Supervisory Special Agent Joe Kennedy, also with the Okinawa NCIS office, said he’s encouraged by people stepping forward to report child porn.
“Our cases were initiated by our Marines coming forward and doing what’s right,” he said. “They knew this was wrong and that it had to be reported.”
Recently, all of the supervisors in the Okinawa NCIS office went to the National Center for Missing and Exploited Children for a three-day seminar on child porn.
In April, U.S. Attorney General Alberto Gonzales visited the headquarters of the center in Alexandria, Va., and spoke about child pornography on the Internet. He praised the center’s new CyberTipline (www.missingkids.com/cybertip) and said he supported a bill that would strengthen criminal penalties for Internet service providers who fail to report child pornography on their systems.

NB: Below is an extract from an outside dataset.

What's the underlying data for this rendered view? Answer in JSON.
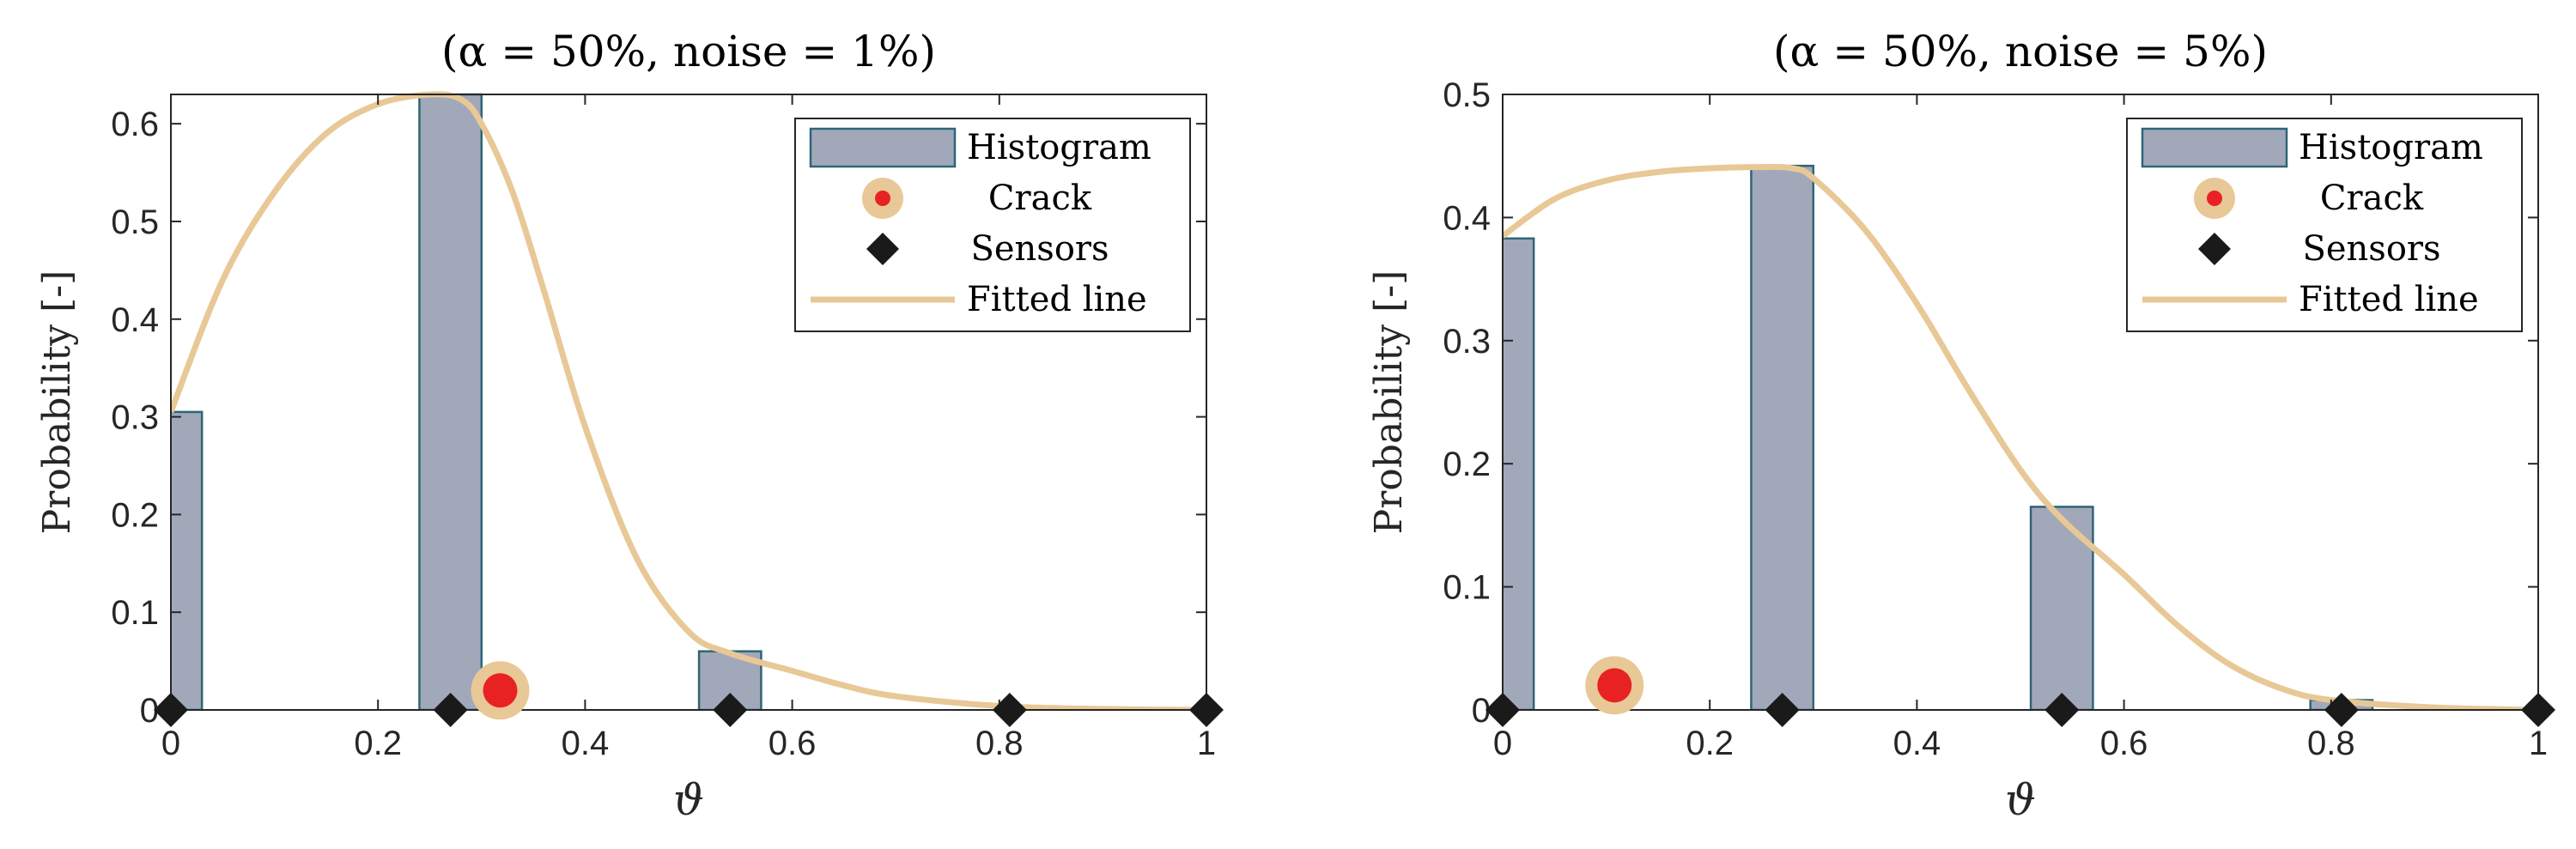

Gonzales said child porn collectors evolve into producers, “driving them to molest even more children and to make new and increasingly vulgar material.”
Most troubling, he said, new forms of abuse have taken root on the Web. One form is molestation on demand, where pedophiles molest children while others watch the act live through streaming video.
In May, the Department of Justice launched Project Safe Childhood, which will focus on the online exploitation and victimization of children.
Parents urged to be proactive
CAMP FOSTER, Okinawa — The best way to protect children from online predators is to know what they are doing when they log on to the Internet, military investigators say.
“It’s dangerous for kids to know more about computers than their parents,” said Lt. Col. Janice Pegram, commander of Detachment 624 of the Air Force Office of Special Investigation on Kadena Air Base, Okinawa. “Never allow them to download anything from an unknown source, and have them tell you if they get any unsolicited instant messages.
“As parents, we try to give our children some liberty and support their privacy,” she said. “But some things (like child porn) they have to be aware of. There are pedophiles and predators out there and they have a lot of tricks.”
Some Web services, such as AOL, have special blocks on teen chat rooms, Pegram said. And parents can get their own accounts on other Web services that offer homepage and blog sites, such as the popular MySpace.com, so they can sign on and examine the content of the sites their children visit.
Special Agent Randy Dulay of the Okinawa branch of the Naval Criminal Investigative Service said parents should never allow a child to have a computer in his or her bedroom.
“Put the computers in a general area of the house, the living room or dining room, someplace where they can be monitored,” he said. “Also, give them set hours for using the computers and have them ask you for permission before they log on.”
He also suggests parents learn how to view the history section of the computer’s Web browser to see what Web sites have been visited.
To report an incidence of child pornography or an online predator, servicemembers should call their base criminal investigations office.
Parents also can get more information from the National Center for Missing and Exploited Children’s Web site at www.missingkids.com.